In looking at her birthplace and reading the "actual" life of Margaret Brown (who by the way had never been known as Molly in her lifetime) I realized that a great deal of what I had heard was manufactured by the news media of her day. Unfortunately in the late 1800's they didn't have excellent "news" manufacturers (ah media) like the Star, the Globe, etc. So the "regular" newspapers and the paperback publications had to create the excitement for people. Margaret Brown not unlike Belle Starr of an earlier era, became a source of stories for the writers looking for a way to sell information to the public. However, the greatest source of misinformation seems to be the writer of the musical and later movie called "The Unsinkable Molly Brown." It was he who dubbed her Molly (a nickname by the way that Margaret wanted to be called in her lifetime instead of Maggie.)
When we look at Margaret's early beginnings we see a small house in Hannibal Missouri that her parents had. Her parents had emigrated from Ireland and were what were termed "shanty Irish." Each had one child apiece when they married, and ended up having three more. Margaret, like many of us, looked around and decided that there had to be more to life than what she saw in Hannibal and started looking for a way to improve her lot in life.

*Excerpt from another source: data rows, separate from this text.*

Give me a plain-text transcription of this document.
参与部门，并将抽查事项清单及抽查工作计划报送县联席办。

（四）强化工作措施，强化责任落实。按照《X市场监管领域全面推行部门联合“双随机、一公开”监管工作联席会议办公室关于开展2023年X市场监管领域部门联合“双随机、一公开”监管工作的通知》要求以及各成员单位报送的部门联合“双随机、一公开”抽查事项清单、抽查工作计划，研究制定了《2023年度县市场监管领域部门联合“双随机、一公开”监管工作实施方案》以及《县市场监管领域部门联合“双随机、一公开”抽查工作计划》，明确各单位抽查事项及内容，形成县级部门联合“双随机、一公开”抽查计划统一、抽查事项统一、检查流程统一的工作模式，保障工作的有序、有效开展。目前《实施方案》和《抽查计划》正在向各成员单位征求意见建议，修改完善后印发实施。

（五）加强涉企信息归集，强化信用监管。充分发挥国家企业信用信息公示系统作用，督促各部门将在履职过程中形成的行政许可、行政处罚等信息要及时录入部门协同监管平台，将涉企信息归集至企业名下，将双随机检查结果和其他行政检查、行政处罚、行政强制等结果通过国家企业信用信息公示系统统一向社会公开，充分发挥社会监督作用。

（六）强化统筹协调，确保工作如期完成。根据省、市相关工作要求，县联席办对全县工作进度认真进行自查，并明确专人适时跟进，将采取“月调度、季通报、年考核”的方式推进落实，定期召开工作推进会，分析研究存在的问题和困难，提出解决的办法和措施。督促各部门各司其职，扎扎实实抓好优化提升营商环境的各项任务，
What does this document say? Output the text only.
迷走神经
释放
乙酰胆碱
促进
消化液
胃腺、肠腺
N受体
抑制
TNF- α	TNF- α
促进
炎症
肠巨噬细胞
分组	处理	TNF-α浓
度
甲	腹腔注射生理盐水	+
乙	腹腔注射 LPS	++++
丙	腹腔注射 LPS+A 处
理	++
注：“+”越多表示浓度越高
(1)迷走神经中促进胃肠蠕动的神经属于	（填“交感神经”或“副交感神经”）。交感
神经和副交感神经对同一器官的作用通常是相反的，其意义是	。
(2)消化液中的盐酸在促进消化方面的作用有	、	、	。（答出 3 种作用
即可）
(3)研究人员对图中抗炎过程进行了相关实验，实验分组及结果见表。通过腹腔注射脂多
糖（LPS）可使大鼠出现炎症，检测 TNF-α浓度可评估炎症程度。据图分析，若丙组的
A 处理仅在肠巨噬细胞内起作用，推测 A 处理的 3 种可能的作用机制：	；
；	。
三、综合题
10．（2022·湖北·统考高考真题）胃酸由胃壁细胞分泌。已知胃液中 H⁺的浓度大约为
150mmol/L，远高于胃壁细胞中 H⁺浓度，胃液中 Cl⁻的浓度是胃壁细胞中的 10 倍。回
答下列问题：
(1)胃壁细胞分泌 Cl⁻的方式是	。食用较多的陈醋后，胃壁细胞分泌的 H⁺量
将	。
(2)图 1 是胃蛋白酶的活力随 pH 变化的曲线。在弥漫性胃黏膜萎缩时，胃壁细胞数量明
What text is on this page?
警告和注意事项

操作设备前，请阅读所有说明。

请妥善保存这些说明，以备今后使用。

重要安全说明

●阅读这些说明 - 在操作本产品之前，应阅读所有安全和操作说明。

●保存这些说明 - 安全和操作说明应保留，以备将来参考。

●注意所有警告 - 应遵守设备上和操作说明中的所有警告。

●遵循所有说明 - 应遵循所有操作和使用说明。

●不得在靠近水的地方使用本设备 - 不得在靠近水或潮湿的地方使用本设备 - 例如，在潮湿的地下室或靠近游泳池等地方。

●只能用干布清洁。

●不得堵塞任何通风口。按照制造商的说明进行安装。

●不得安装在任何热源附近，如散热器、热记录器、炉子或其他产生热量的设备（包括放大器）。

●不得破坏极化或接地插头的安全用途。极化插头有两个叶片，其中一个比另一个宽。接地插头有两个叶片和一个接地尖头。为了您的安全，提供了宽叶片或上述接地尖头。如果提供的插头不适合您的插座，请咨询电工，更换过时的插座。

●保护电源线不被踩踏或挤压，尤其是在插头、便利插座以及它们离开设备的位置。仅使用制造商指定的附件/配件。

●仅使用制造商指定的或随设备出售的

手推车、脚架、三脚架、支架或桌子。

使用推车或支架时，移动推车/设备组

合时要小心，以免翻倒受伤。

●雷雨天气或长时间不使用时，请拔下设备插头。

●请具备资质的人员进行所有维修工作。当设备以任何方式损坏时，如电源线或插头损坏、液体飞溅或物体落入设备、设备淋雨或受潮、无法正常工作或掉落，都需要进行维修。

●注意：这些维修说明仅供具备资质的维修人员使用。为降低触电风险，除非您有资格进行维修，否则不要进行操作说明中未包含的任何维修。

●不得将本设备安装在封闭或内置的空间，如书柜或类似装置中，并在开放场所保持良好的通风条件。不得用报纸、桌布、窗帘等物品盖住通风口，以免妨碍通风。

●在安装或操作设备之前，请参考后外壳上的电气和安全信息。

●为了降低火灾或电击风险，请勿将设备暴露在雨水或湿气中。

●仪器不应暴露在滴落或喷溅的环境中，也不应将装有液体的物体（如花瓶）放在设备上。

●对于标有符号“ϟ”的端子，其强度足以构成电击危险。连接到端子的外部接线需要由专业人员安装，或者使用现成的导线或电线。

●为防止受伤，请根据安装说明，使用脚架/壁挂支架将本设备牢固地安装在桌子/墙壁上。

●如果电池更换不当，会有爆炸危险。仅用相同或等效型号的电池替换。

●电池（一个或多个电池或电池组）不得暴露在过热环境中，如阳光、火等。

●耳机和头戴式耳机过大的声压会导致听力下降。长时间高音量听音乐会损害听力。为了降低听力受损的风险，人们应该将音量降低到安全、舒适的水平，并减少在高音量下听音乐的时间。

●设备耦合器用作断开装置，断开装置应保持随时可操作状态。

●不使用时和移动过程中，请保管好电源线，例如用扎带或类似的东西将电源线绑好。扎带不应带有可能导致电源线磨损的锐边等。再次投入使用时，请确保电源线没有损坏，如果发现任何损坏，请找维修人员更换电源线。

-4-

When Margaret's brother, Daniel, left Hannibal for Leadville Colorado, she saw an opportunity to better herself and followed shortly. While in Leadville she met and married a man by the name of James J. Brown, who was the manager of a nearby Silver Mine. They moved to Stumptown which was closer to the mines. Sometime later Jim (who was known as Johnny in the musical and movie) was instrumental in discovering gold in one of the mines after the silver panic of 1893. As a result of this, the owners of the mine gave him a 1/8 partnership. When this happened they moved from Leadville to a brownstone-with-granite-trim house in Denver with their two children, Lawrence and Helen. Later they bought a house called "the house of lions". After they arrived in Denver Margaret set about trying to enter the society of the "sacred 36". The cream of Denver society. It's funny when you look back on it now, and think "nothing like that could happen today." But even today we have our cliques in society that shun "outsiders". I saw this in a small town in the mid-west that refused to employ someone because they were not third generation residents.